Q-Q Plot: The points are close to the middle line, but deviate at both ends. The distribution has heavier tails than a normal distribution.
Shapiro-Wilk Test: p is lower than 0,05 so we can reject Ho (Ho - residuals are normally distributed). This confirms the residuals deviate significantly from normality.
fit2 <- lm(Price ~ Age + Distance, data = Apartments) #Estimation of original fit2
summary(fit2)
##
## Call:
## lm(formula = Price ~ Age + Distance, data = Apartments)
##
## Residuals:
## Min 1Q Median 3Q Max
## -603.23 -219.94 -85.68 211.31 689.58
##
## Coefficients:
## Estimate Std. Error t value Pr(>|t|)
## (Intercept) 2460.101 76.632 32.10 < 2e-16 ***
## Age -7.934 3.225 -2.46 0.016 *
## Distance -20.667 2.748 -7.52 6.18e-11 ***
## ---
## Signif. codes: 0 '***' 0.001 '**' 0.01 '*' 0.05 '.' 0.1 ' ' 1
##
## Residual standard error: 286.3 on 82 degrees of freedom
## Multiple R-squared: 0.4396, Adjusted R-squared: 0.4259
## F-statistic: 32.16 on 2 and 82 DF, p-value: 4.896e-11
Explanation
fit3 <- lm(Price ~ Age + Distance + Parking + Balcony, data = Apartments) #Fit3 linear regression
anova(fit2, fit3) #Compare if fit3 fits better to the data than fit2 using anova f-test
## Analysis of Variance Table
##
## Model 1: Price ~ Age + Distance
## Model 2: Price ~ Age + Distance + Parking + Balcony
## Res.Df RSS Df Sum of Sq F Pr(>F)
## 1 82 6720983
## 2 80 5991088 2 729894 4.8732 0.01007 *
## ---
## Signif. codes: 0 '***' 0.001 '**' 0.01 '*' 0.05 '.' 0.1 ' ' 1
Explanation: The p-value is less than 0,05 which means we can reject Ho (Ho: Adding additional variables (Parking, Balcony) does not have an affect on the model). This means that Fit3 fits the data better than fit2 (adding Parking and Balcony improves the model).
summary(fit3) #fit3 summary
##
## Call:
## lm(formula = Price ~ Age + Distance + Parking + Balcony, data = Apartments)
##
## Residuals:
## Min 1Q Median 3Q Max
## -459.92 -200.66 -57.48 260.08 594.37
##
## Coefficients:
## Estimate Std. Error t value Pr(>|t|)
## (Intercept) 2301.667 94.271 24.415 < 2e-16 ***
## Age -6.799 3.110 -2.186 0.03172 *
## Distance -18.045 2.758 -6.543 5.28e-09 ***
## ParkingYES 196.168 62.868 3.120 0.00251 **
## BalconyYES 1.935 60.014 0.032 0.97436
## ---
## Signif. codes: 0 '***' 0.001 '**' 0.01 '*' 0.05 '.' 0.1 ' ' 1
##
## Residual standard error: 273.7 on 80 degrees of freedom
## Multiple R-squared: 0.5004, Adjusted R-squared: 0.4754
## F-statistic: 20.03 on 4 and 80 DF, p-value: 1.849e-11
Regression coefficient explanation:
Parking: Apartments with Parking are priced on average 196,168€ per m2 higher than apartments without. The effect is statistically significant (p=0,0025)
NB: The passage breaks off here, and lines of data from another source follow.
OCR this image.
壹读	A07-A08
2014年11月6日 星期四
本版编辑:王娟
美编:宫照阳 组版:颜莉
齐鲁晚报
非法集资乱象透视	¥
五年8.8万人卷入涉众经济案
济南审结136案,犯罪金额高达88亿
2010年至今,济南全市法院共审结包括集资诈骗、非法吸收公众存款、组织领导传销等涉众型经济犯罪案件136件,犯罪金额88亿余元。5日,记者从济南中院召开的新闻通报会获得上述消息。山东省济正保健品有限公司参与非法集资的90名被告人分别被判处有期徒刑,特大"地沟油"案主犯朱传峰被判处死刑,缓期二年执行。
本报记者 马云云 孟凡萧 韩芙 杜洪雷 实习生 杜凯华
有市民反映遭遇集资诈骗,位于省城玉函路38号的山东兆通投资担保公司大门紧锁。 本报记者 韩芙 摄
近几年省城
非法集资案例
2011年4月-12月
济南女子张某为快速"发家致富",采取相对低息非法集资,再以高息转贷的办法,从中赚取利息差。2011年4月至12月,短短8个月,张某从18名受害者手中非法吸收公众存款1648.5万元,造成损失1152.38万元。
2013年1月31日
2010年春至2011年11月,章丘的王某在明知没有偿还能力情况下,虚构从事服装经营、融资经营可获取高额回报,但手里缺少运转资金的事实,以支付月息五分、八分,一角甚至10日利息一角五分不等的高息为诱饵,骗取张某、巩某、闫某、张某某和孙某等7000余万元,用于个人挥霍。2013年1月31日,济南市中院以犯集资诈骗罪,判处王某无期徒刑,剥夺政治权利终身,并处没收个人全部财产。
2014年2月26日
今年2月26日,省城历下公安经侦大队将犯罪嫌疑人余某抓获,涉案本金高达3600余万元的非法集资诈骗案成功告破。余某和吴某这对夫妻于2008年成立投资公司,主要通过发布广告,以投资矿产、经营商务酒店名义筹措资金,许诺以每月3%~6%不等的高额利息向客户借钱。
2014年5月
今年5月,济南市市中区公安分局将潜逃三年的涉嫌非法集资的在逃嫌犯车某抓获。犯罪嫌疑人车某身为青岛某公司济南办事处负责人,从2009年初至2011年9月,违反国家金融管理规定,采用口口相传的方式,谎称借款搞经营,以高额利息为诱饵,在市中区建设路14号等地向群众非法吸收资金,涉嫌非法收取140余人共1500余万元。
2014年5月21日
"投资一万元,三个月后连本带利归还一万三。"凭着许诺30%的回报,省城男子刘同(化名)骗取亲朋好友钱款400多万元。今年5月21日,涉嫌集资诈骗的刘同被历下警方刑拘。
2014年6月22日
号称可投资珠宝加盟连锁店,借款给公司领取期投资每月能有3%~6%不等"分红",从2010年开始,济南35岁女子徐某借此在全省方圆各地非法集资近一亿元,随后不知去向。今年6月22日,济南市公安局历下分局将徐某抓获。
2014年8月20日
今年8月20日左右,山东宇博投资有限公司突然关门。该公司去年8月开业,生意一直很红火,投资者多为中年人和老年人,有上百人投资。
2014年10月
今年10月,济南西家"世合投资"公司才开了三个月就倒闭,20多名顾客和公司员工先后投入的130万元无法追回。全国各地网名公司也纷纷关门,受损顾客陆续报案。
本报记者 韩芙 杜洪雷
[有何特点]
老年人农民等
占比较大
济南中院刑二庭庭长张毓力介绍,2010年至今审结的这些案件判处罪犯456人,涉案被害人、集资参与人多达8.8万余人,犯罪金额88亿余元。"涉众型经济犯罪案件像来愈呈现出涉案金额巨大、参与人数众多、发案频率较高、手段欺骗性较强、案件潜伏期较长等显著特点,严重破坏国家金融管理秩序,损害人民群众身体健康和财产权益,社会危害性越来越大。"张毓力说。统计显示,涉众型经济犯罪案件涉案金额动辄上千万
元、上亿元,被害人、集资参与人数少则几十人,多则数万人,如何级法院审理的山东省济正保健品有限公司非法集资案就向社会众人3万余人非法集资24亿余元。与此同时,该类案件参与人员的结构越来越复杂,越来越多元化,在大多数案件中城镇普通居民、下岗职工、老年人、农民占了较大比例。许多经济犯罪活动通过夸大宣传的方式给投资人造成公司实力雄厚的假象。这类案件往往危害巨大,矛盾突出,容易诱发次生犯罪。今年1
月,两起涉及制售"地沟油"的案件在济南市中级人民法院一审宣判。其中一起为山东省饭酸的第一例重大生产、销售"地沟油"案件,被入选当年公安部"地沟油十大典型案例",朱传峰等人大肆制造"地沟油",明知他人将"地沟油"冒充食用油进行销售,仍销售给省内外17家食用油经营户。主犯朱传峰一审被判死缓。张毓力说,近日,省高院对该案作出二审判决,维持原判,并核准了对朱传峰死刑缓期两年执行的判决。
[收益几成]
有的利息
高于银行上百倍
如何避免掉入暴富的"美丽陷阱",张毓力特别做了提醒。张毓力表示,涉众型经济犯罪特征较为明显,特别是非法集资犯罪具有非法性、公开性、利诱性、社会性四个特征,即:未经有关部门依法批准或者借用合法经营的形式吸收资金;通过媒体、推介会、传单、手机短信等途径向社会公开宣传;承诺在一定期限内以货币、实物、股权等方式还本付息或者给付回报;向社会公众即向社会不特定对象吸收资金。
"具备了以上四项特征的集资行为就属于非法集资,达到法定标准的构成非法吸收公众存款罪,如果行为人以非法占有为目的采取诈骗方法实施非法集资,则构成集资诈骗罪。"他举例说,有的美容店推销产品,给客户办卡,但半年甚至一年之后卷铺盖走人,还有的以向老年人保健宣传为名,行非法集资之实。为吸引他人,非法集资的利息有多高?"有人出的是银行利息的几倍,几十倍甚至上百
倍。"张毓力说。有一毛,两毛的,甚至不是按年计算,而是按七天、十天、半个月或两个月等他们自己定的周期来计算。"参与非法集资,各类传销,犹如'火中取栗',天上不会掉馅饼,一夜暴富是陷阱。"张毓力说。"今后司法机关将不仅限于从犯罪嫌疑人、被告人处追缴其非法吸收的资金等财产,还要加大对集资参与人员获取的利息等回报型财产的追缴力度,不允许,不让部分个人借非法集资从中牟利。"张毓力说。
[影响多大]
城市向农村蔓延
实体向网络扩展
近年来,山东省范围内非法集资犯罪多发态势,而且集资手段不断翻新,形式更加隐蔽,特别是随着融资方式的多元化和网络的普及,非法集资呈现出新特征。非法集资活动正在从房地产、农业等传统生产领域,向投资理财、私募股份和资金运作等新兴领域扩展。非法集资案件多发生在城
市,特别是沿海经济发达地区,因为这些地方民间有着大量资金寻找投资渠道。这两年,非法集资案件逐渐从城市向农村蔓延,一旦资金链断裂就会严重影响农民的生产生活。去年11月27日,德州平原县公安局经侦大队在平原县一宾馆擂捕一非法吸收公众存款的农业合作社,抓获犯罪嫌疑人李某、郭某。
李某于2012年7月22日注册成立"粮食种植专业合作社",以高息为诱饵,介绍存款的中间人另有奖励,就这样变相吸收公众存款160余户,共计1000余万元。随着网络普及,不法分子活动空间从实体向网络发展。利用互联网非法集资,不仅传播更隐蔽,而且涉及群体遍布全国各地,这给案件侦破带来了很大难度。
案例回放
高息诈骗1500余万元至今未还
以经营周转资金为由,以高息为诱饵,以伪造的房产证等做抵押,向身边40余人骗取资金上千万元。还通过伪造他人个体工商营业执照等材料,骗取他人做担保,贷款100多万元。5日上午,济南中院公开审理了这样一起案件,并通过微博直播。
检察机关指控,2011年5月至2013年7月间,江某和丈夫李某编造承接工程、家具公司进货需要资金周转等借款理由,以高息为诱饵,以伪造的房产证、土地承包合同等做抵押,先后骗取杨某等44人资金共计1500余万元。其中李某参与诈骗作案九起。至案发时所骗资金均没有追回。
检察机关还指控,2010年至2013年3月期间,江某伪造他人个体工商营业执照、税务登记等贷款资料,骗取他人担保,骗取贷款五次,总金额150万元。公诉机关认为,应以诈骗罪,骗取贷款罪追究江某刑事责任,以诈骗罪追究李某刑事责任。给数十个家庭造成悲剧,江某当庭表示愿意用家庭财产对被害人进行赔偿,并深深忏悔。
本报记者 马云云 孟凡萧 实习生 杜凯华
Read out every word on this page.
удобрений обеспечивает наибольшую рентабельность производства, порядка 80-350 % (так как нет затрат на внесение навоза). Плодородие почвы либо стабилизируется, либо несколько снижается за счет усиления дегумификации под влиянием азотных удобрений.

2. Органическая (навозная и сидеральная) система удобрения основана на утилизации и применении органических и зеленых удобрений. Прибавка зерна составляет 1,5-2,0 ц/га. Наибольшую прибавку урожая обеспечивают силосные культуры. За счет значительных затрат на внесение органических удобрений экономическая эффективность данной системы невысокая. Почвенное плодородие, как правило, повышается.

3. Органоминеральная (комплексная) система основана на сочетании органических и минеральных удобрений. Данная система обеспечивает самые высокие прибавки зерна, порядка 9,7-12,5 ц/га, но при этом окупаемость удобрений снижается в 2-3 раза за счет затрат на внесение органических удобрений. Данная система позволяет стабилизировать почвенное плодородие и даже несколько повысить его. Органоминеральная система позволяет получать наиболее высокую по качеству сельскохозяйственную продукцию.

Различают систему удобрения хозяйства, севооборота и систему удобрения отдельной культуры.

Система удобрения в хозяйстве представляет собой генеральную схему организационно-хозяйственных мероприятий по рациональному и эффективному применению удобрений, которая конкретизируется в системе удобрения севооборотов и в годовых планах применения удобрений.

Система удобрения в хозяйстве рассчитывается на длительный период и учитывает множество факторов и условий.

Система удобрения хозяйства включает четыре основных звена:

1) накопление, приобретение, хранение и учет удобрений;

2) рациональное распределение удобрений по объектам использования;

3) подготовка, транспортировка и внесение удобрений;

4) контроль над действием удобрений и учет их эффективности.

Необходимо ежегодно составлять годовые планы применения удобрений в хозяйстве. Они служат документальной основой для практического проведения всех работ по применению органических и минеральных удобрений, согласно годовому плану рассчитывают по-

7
Balcony: Apartments with a balcony are priced 1,953€ higher per m2 than apartments without. The p-value of 0,97436 (p>0,05) indicates that in this model having a balcony does not ave a significant effect on price of the apartment.
Hypothesis: Ho: Age, Distance, Parking and Balcony together have no effect on apartment price. H1: At least one of Age, Distance, Parking and Balcony has an effect on apartment price.
fit3.fitt <- fitted(fit3) #Fitted values for fit3
residuals <- resid(fit3) #Residuals for fit3
fit3.fitt[2] #Fitted value for ID2
## 2
## 2357.411
residuals[2] #Residual value for ID2
## 2
## 442.5889
Explanation: The model predicts that apartment 2 should cost €2357 per m². In reality, the apartment costs €2800 per m², which is €443 higher than predicted. This means the model underestimates the price of this apartment.